Cosmic Cliffs. Courtesy of NASA

The spacecraft that carried the telescope has been orbiting the earth, about a million miles away, since last Christmas. During this time, NASA has been ever so carefully unfolding and assembling remotely the components of the telescope so that it could precisely capture faint infrared light in deep space. These components include a sun shield that keeps the instruments cold enough to function properly. The deployment has been a tense time. NASA reports that there were 344 “single-point failures,” meaning that if any of the single-point steps had not worked, the telescope would have ended up as useless space junk. Miraculously, everything worked!
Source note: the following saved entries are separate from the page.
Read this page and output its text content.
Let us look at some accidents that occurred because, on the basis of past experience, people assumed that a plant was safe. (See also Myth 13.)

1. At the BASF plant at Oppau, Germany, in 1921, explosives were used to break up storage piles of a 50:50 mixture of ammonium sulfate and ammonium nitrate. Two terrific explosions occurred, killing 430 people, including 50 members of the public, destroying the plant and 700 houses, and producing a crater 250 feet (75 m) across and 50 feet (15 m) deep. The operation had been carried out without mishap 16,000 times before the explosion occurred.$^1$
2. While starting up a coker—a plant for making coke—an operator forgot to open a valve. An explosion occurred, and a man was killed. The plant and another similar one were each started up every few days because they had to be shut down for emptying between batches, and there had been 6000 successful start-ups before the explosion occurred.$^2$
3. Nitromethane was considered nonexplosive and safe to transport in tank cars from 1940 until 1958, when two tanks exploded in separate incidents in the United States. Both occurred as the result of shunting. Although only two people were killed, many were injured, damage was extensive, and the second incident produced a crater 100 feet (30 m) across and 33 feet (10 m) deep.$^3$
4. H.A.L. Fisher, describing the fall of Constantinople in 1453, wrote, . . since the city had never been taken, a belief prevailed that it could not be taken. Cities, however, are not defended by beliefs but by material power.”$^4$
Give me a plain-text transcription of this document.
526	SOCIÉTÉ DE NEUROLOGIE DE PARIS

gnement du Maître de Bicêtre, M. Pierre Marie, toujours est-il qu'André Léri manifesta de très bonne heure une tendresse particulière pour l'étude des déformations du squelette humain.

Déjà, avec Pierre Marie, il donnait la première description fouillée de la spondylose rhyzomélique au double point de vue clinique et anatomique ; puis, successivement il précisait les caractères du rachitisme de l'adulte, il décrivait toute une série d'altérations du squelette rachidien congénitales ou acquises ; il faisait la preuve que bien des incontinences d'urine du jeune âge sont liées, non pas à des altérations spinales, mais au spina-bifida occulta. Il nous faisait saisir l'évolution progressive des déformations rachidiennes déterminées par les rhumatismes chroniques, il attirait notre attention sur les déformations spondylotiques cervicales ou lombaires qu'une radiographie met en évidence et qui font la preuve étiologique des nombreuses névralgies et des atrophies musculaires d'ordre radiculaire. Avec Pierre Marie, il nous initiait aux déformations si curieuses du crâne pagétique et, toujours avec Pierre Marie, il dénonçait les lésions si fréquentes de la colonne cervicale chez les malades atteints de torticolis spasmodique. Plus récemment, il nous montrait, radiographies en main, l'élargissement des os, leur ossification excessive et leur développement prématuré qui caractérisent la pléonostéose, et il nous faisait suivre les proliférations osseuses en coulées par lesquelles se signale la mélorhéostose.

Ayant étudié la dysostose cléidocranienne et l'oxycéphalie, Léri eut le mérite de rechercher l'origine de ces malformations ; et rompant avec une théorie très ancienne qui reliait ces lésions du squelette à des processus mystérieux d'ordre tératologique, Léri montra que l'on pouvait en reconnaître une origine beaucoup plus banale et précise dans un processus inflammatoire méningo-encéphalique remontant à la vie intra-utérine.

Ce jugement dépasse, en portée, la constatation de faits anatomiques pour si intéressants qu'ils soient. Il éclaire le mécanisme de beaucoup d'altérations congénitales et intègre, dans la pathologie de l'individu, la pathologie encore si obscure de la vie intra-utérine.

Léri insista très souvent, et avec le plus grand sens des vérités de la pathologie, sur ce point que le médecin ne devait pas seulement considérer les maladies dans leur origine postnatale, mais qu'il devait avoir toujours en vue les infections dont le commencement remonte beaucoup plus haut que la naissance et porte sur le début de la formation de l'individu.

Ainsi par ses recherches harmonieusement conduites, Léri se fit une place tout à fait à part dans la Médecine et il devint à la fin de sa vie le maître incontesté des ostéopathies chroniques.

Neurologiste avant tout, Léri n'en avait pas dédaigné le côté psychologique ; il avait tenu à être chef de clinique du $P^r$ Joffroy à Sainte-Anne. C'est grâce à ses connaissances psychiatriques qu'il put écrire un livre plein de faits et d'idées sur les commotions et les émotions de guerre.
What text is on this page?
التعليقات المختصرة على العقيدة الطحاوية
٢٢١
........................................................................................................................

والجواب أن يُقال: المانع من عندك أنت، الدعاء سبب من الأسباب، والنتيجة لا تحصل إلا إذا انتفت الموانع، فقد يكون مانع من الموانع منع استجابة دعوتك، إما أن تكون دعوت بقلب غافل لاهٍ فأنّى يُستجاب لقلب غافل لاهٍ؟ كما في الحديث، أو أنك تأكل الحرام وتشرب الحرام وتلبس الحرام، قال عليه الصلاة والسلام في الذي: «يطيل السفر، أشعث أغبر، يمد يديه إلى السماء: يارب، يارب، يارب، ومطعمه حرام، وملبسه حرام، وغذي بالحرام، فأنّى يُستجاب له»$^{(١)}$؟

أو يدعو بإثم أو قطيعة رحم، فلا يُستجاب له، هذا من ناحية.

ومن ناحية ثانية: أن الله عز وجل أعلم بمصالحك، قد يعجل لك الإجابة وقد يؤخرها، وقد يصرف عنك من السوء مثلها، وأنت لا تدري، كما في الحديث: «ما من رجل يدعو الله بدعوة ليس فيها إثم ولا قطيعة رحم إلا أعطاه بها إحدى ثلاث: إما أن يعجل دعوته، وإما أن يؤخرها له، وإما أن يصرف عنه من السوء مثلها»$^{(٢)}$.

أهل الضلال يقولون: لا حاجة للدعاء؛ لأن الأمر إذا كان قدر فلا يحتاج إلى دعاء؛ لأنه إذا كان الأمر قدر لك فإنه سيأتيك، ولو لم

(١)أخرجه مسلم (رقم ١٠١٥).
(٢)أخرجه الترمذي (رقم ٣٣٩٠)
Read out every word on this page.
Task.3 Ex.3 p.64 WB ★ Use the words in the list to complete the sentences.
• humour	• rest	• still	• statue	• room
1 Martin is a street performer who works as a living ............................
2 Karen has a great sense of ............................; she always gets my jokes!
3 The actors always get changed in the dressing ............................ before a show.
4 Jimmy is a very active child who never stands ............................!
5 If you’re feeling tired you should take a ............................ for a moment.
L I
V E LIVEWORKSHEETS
The Webb telescope is larger than the Hubble telescope (which has been capturing images from space for years) and is equipped with much more sensitive cameras. This week, NASA administrator Bill Nelson exclaimed that the new telescope is a “keyhole into the past…a shining example of what we can accomplish when we dream big!”

Southern Ring Nebula. Courtesy of NASA

We humans are explorers by nature, as NASA scientists have reminded us. We are also brilliant problem-solvers and innovators—the James Webb telescope is testament to this. But, sadly, we don’t seem to be able to get along with each other to solve the very real existential threats to our planet. Let’s hope we turn a corner soon, put aside petty differences, and begin cooperating as fellow humans on a mysterious journey through the unfathomable void of space. After all, it’s our moral obligation!